We all know the story: “Tourists were sold holiday weeks in resorts or holiday clubs with very aggressive selling techniques. Customers were asked to sign the contracts and deposit paid immediately before the one-day offer was canceled. They convinced customers that it was an investment and that they could sell their timeshare contract very easily in the future. Unfortunately, that was not the truth. Furthermore, there were maintenance fees and charges that were increasing every year and that couldn’t be afforded by some of these timeshare owners. Some of the timeshare owners even took loans to afford these fees that were higher and higher. They were told that they could pass their investment to their children, but what they thought they were passing were just debts an high charges for a week that they could almost never book.”
Sadly, this is a very common story. However, if you find yourself in this situation, we can help you get rid of your timeshare contract if one of the following applies to you:
- Payments and deposits made (or signing a loan) within two weeks of signing the contract (or before 3 months since signing the contract).

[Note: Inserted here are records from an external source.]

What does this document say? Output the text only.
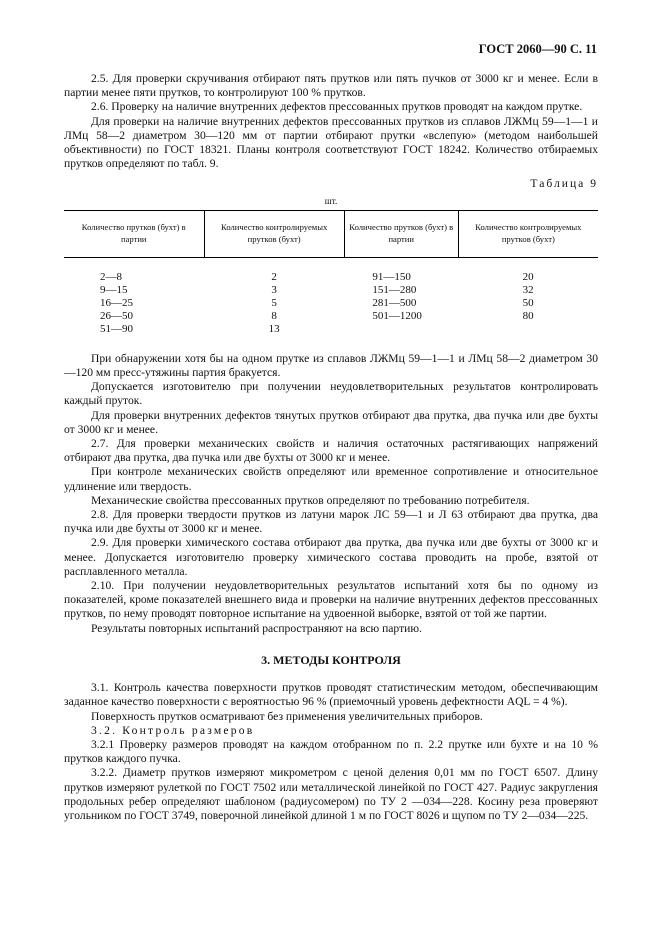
ГОСТ 2060—90 С. 11

2.5. Для проверки скручивания отбирают пять прутков или пять пучков от 3000 кг и менее. Если в партии менее пяти прутков, то контролируют 100 % прутков.

2.6. Проверку на наличие внутренних дефектов прессованных прутков проводят на каждом прутке.

Для проверки на наличие внутренних дефектов прессованных прутков из сплавов ЛЖМц 59—1—1 и ЛМц 58—2 диаметром 30—120 мм от партии отбирают прутки «вслепую» (методом наибольшей объективности) по ГОСТ 18321. Планы контроля соответствуют ГОСТ 18242. Количество отбираемых прутков определяют по табл. 9.

Таблица 9
шт.
Количество прутков (бухт) в партии	Количество контролируемых прутков (бухт)	Количество прутков (бухт) в партии	Количество контролируемых прутков (бухт)
2—8	2	91—150	20
9—15	3	151—280	32
16—25	5	281—500	50
26—50	8	501—1200	80
51—90	13		

При обнаружении хотя бы на одном прутке из сплавов ЛЖМц 59—1—1 и ЛМц 58—2 диаметром 30—120 мм пресс-утяжины партия бракуется.

Допускается изготовителю при получении неудовлетворительных результатов контролировать каждый пруток.

Для проверки внутренних дефектов тянутых прутков отбирают два прутка, два пучка или две бухты от 3000 кг и менее.

2.7. Для проверки механических свойств и наличия остаточных растягивающих напряжений отбирают два прутка, два пучка или две бухты от 3000 кг и менее.

При контроле механических свойств определяют или временное сопротивление и относительное удлинение или твердость.

Механические свойства прессованных прутков определяют по требованию потребителя.

2.8. Для проверки твердости прутков из латуни марок ЛС 59—1 и Л 63 отбирают два прутка, два пучка или две бухты от 3000 кг и менее.

2.9. Для проверки химического состава отбирают два прутка, два пучка или две бухты от 3000 кг и менее. Допускается изготовителю проверку химического состава проводить на пробе, взятой от расплавленного металла.

2.10. При получении неудовлетворительных результатов испытаний хотя бы по одному из показателей, кроме показателей внешнего вида и проверки на наличие внутренних дефектов прессованных прутков, по нему проводят повторное испытание на удвоенной выборке, взятой от той же партии.

Результаты повторных испытаний распространяют на всю партию.

3. МЕТОДЫ КОНТРОЛЯ

3.1. Контроль качества поверхности прутков проводят статистическим методом, обеспечивающим заданное качество поверхности с вероятностью 96 % (приемочный уровень дефектности AQL = 4 %).

Поверхность прутков осматривают без применения увеличительных приборов.

3.2. Контроль размеров

3.2.1 Проверку размеров проводят на каждом отобранном по п. 2.2 прутке или бухте и на 10 % прутков каждого пучка.

3.2.2. Диаметр прутков измеряют микрометром с ценой деления 0,01 мм по ГОСТ 6507. Длину прутков измеряют рулеткой по ГОСТ 7502 или металлической линейкой по ГОСТ 427. Радиус закругления продольных ребер определяют шаблоном (радиусомером) по ТУ 2 —034—228. Косину реза проверяют угольником по ГОСТ 3749, поверочной линейкой длиной 1 м по ГОСТ 8026 и щупом по ТУ 2—034—225.
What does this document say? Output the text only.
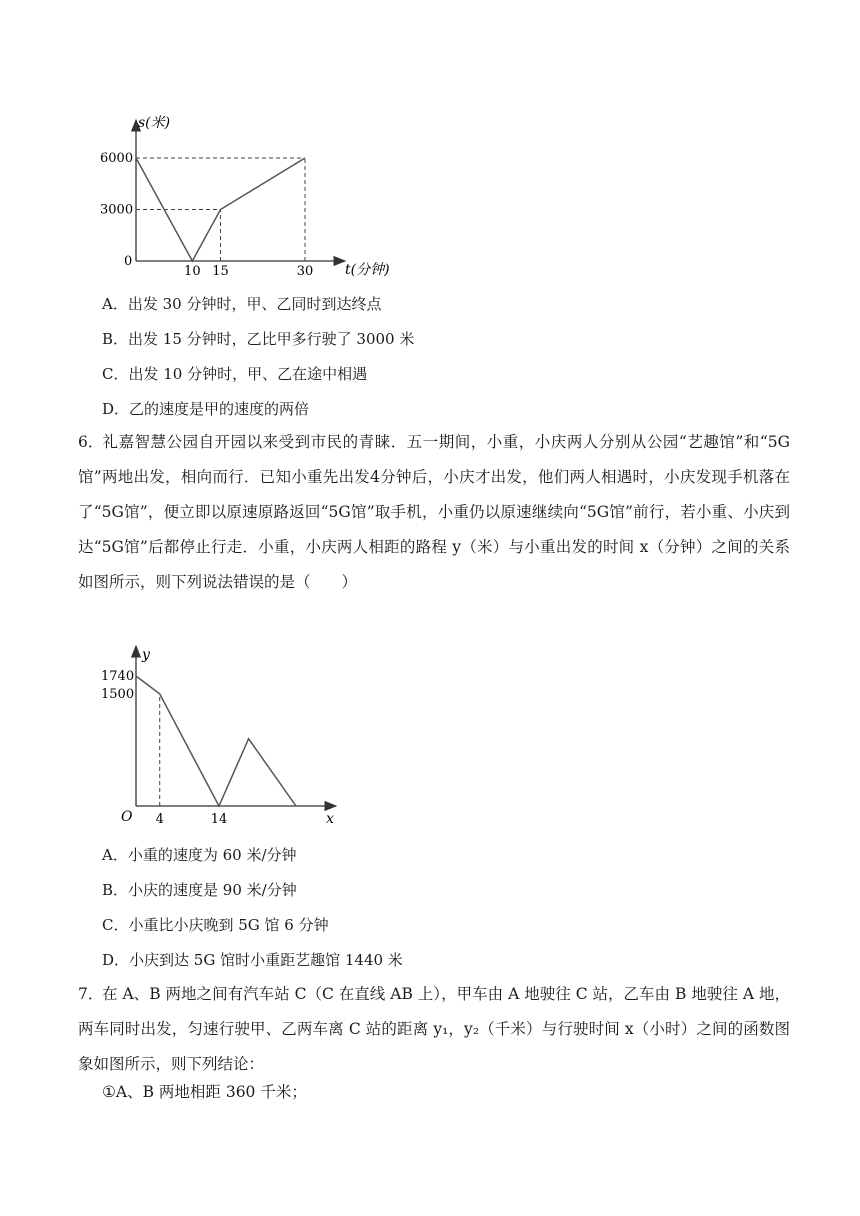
s(米)
t(分钟)
0
6000
3000
10 15	30
A．出发 30 分钟时，甲、乙同时到达终点
B．出发 15 分钟时，乙比甲多行驶了 3000 米
C．出发 10 分钟时，甲、乙在途中相遇
D．乙的速度是甲的速度的两倍
6．礼嘉智慧公园自开园以来受到市民的青睐．五一期间，小重，小庆两人分别从公园“艺趣馆”和“5G馆”两地出发，相向而行．已知小重先出发4分钟后，小庆才出发，他们两人相遇时，小庆发现手机落在了“5G馆”，便立即以原速原路返回“5G馆”取手机，小重仍以原速继续向“5G馆”前行，若小重、小庆到达“5G馆”后都停止行走．小重，小庆两人相距的路程 y（米）与小重出发的时间 x（分钟）之间的关系如图所示，则下列说法错误的是（　　）
y
x
O
1740
1500
4	14
A．小重的速度为 60 米/分钟
B．小庆的速度是 90 米/分钟
C．小重比小庆晚到 5G 馆 6 分钟
D．小庆到达 5G 馆时小重距艺趣馆 1440 米
7．在 A、B 两地之间有汽车站 C（C 在直线 AB 上），甲车由 A 地驶往 C 站，乙车由 B 地驶往 A 地，两车同时出发，匀速行驶甲、乙两车离 C 站的距离 y₁，y₂（千米）与行驶时间 x（小时）之间的函数图象如图所示，则下列结论：
①A、B 两地相距 360 千米；
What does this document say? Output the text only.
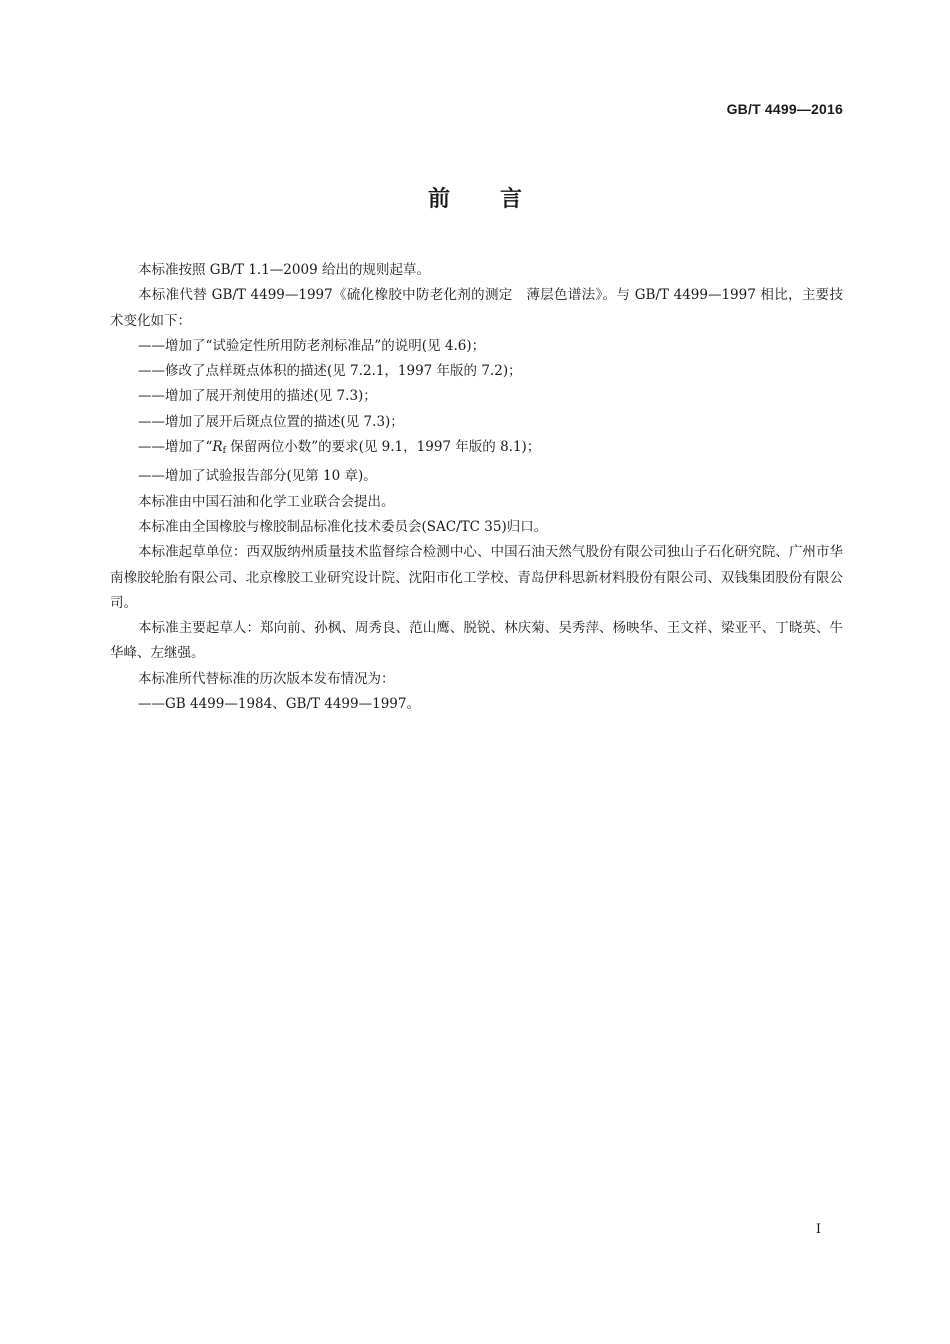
GB/T 4499—2016
前 言

本标准按照 GB/T 1.1—2009 给出的规则起草。

本标准代替 GB/T 4499—1997《硫化橡胶中防老化剂的测定　薄层色谱法》。与 GB/T 4499—1997 相比，主要技术变化如下：

——增加了“试验定性所用防老剂标准品”的说明(见 4.6)；

——修改了点样斑点体积的描述(见 7.2.1，1997 年版的 7.2)；

——增加了展开剂使用的描述(见 7.3)；

——增加了展开后斑点位置的描述(见 7.3)；

——增加了“$R_f$ 保留两位小数”的要求(见 9.1，1997 年版的 8.1)；

——增加了试验报告部分(见第 10 章)。

本标准由中国石油和化学工业联合会提出。

本标准由全国橡胶与橡胶制品标准化技术委员会(SAC/TC 35)归口。

本标准起草单位：西双版纳州质量技术监督综合检测中心、中国石油天然气股份有限公司独山子石化研究院、广州市华南橡胶轮胎有限公司、北京橡胶工业研究设计院、沈阳市化工学校、青岛伊科思新材料股份有限公司、双钱集团股份有限公司。

本标准主要起草人：郑向前、孙枫、周秀良、范山鹰、脱锐、林庆菊、吴秀萍、杨映华、王文祥、梁亚平、丁晓英、牛华峰、左继强。

本标准所代替标准的历次版本发布情况为：

——GB 4499—1984、GB/T 4499—1997。

I
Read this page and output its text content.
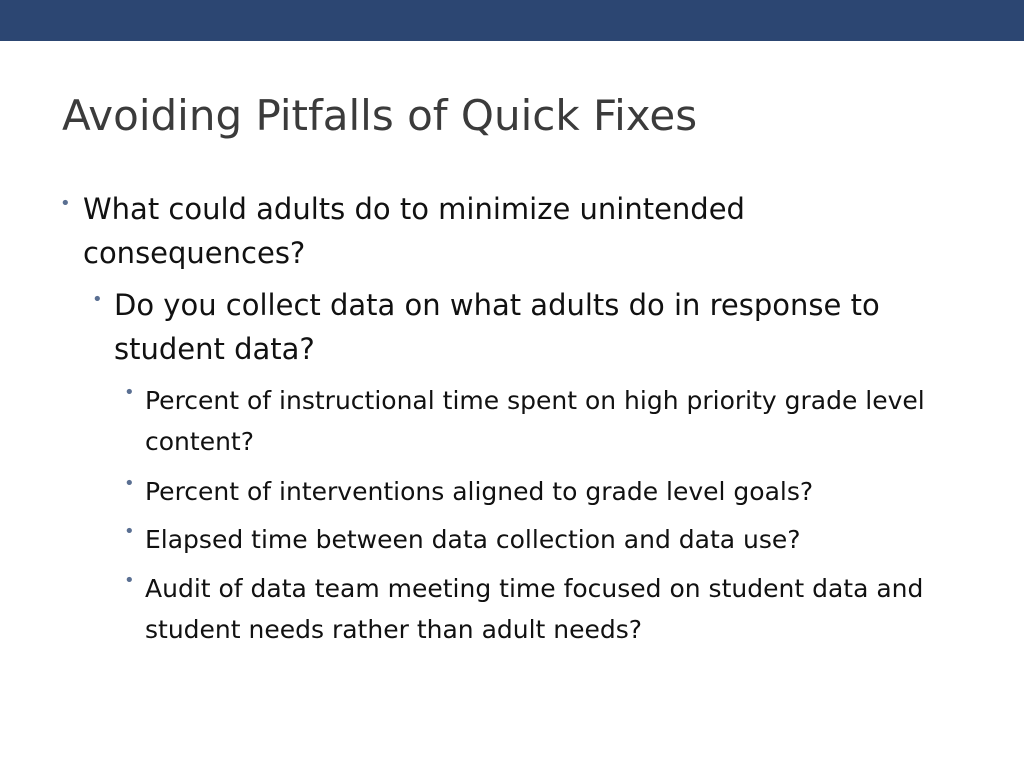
Avoiding Pitfalls of Quick Fixes
• What could adults do to minimize unintended consequences?
• Do you collect data on what adults do in response to student data?
• Percent of instructional time spent on high priority grade level content?
• Percent of interventions aligned to grade level goals?
• Elapsed time between data collection and data use?
• Audit of data team meeting time focused on student data and student needs rather than adult needs?
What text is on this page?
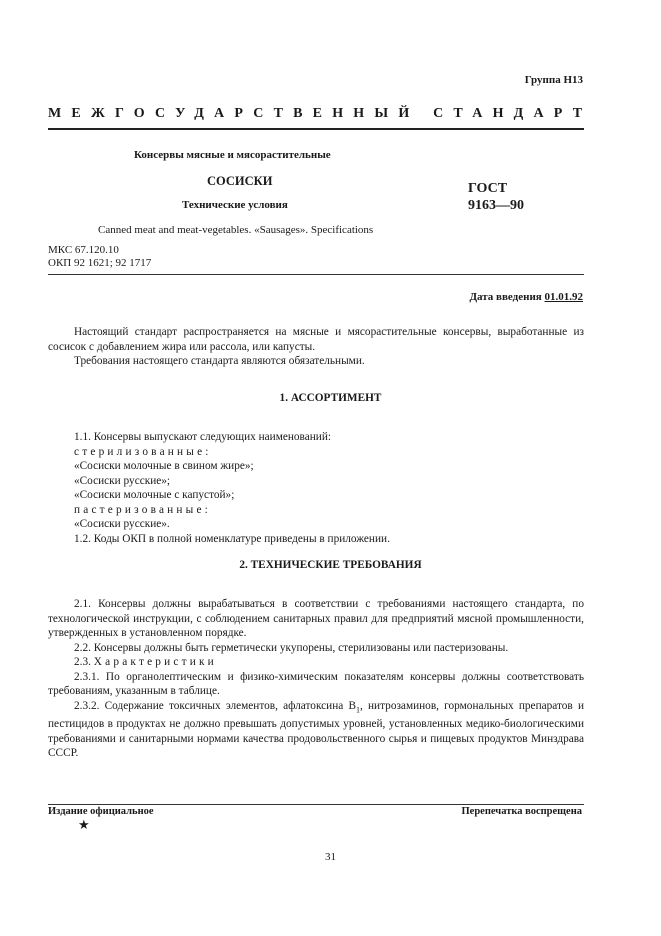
Группа Н13
МЕЖГОСУДАРСТВЕННЫЙ СТАНДАРТ
Консервы мясные и мясорастительные
СОСИСКИ
Технические условия
ГОСТ
9163—90
Canned meat and meat-vegetables. «Sausages». Specifications
МКС 67.120.10
ОКП 92 1621; 92 1717
Дата введения 01.01.92

Настоящий стандарт распространяется на мясные и мясорастительные консервы, выработанные из сосисок с добавлением жира или рассола, или капусты.

Требования настоящего стандарта являются обязательными.

1. АССОРТИМЕНТ

1.1. Консервы выпускают следующих наименований:

стерилизованные:

«Сосиски молочные в свином жире»;

«Сосиски русские»;

«Сосиски молочные с капустой»;

пастеризованные:

«Сосиски русские».

1.2. Коды ОКП в полной номенклатуре приведены в приложении.

2. ТЕХНИЧЕСКИЕ ТРЕБОВАНИЯ

2.1. Консервы должны вырабатываться в соответствии с требованиями настоящего стандарта, по технологической инструкции, с соблюдением санитарных правил для предприятий мясной промышленности, утвержденных в установленном порядке.

2.2. Консервы должны быть герметически укупорены, стерилизованы или пастеризованы.

2.3. Характеристики

2.3.1. По органолептическим и физико-химическим показателям консервы должны соответствовать требованиям, указанным в таблице.

2.3.2. Содержание токсичных элементов, афлатоксина $В_1$, нитрозаминов, гормональных препаратов и пестицидов в продуктах не должно превышать допустимых уровней, установленных медико-биологическими требованиями и санитарными нормами качества продовольственного сырья и пищевых продуктов Минздрава СССР.

Издание официальное	Перепечатка воспрещена
★
31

- Floating weeks (not having a fixed week for a specific property).
- Perpetual contracts (50 years or more or without time limit).
If this is your case, contact us because you have the opportunity to cancel your timeshare contract and claim the amounts you paid for it.
The Spanish Supreme Court ruled that timeshare contracts with just one of the before mentioned characteristics are unenforceable and void. Especially, contracts signed since 1999.
Timeshare owners are winning the claims and the contracts are declared void according to Spanish Law and the precedent set by the Judgment of Spanish Supreme Court on 15th January 2015.